What is a Hybrid?

Hybrid is the offspring of two parents that belong to different species, stock, races, or breeds. For example, the mule is a hybrid of two different species, a jackass (male donkey) and a mare (female horse). Sometimes parents of hybrids differ only slightly. Hybrid corn is produced by parent plants that may differ in only a few traits. Hybrids whose parents are very different may be sterile (unable to reproduce). The mule is one of these.
Scientists have found that hybrids occur naturally. Natural hybridization is important, because offspring of different capabilities are produced. Many of them die. But some grow and develop well under conditions unfavorable to the parents, and they may start a new species.
Each parent of a hybrid has a different set of genes, which are passed on to the offspring during reproduction. Sometimes certain hybrids are called mongrels.

Hybrid Plants. Man can develop a new type of plant quickly with hybridization. The best hybrids may be superior to the parents in yield, hardiness, quality, or resistance to disease. For example, the cultivated strawberry is a hybrid that has larger fruit and better flavor than its wild parents. Certain hybrid tomatoes may contain more vitamins than either parent. Hybrid corn produces higher yields, and it also may withstand drought and disease better than regular varieties. Amer­ican growers have produced many hybrids of citrus fruits. They crossed the orange and lemon to produce the oramon. By crossbreeding the grapefruit and lemon, they produced the lemelo. Crossbreeding the trifoliate orange and sweet orange produced the citrange. These hybrids can be produced without seeds bygrafting (uniting parts of two different kinds of plants).
Hybridization in plants was not recognized as early as in animals, because men did not understand how plants reproduced. Ancient peoples knew that date palm trees would not produce fruit unless the flowers of the fruit-bearing palm were dusted with pollen from those trees that did not bear fruit. But they did not know why this was so. In 1694, a German professor, Rudolfjakob Camerarius(1665-1721), proved that plants reproduce sexually. He showed that no seed would form on corn plants unless pollen from the tassel was applied to the silks of the ear. People then became interested in plant hybrids. But they did not begin to understand hybridization until the early 1900's when scientists rediscovered Gregor Mendel's work in plant heredity and developed his theories.

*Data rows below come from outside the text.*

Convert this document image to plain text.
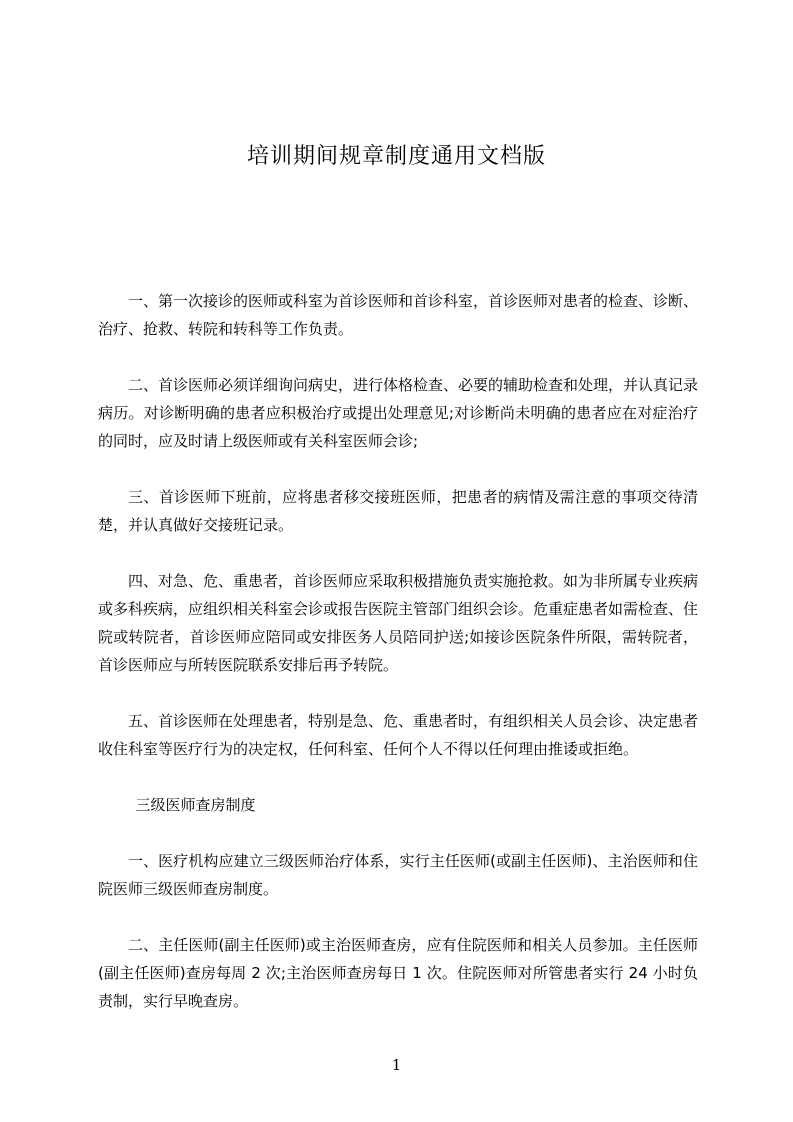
培训期间规章制度通用文档版

一、第一次接诊的医师或科室为首诊医师和首诊科室，首诊医师对患者的检查、诊断、治疗、抢救、转院和转科等工作负责。

二、首诊医师必须详细询问病史，进行体格检查、必要的辅助检查和处理，并认真记录病历。对诊断明确的患者应积极治疗或提出处理意见;对诊断尚未明确的患者应在对症治疗的同时，应及时请上级医师或有关科室医师会诊;

三、首诊医师下班前，应将患者移交接班医师，把患者的病情及需注意的事项交待清楚，并认真做好交接班记录。

四、对急、危、重患者，首诊医师应采取积极措施负责实施抢救。如为非所属专业疾病或多科疾病，应组织相关科室会诊或报告医院主管部门组织会诊。危重症患者如需检查、住院或转院者，首诊医师应陪同或安排医务人员陪同护送;如接诊医院条件所限，需转院者，首诊医师应与所转医院联系安排后再予转院。

五、首诊医师在处理患者，特别是急、危、重患者时，有组织相关人员会诊、决定患者收住科室等医疗行为的决定权，任何科室、任何个人不得以任何理由推诿或拒绝。

三级医师查房制度

一、医疗机构应建立三级医师治疗体系，实行主任医师(或副主任医师)、主治医师和住院医师三级医师查房制度。

二、主任医师(副主任医师)或主治医师查房，应有住院医师和相关人员参加。主任医师(副主任医师)查房每周 2 次;主治医师查房每日 1 次。住院医师对所管患者实行 24 小时负责制，实行早晚查房。

1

Hybrid Animals. Hybridization is usually more successful in plants than in animals because most controlled plant crosses are easier to make. But many valuable hybrid animals, or animals of hybrid origin, have been produced. Among these is the cattalo, which was de­veloped from domestic cattle and the American buffalo. Animal breeders in the southern United States have also crossbred domestic cattle with the Brahman cattle of India and with the Afrikanders of Africa. In this way, they developed breeds that can endure heat and humidity and resist tropical diseases. Hybridization makes it possible to produce pigs with more lean meat and less fat, and chickens that produce more meat or eggs but eat less feed.
Animal hybridization is limited because the more parents differ from one another, the more difficult it is to produce offspring. Some animals may be unable to mate. In some species, the embryo produced cannot develop fully, because the genes of the parents cannot function normally.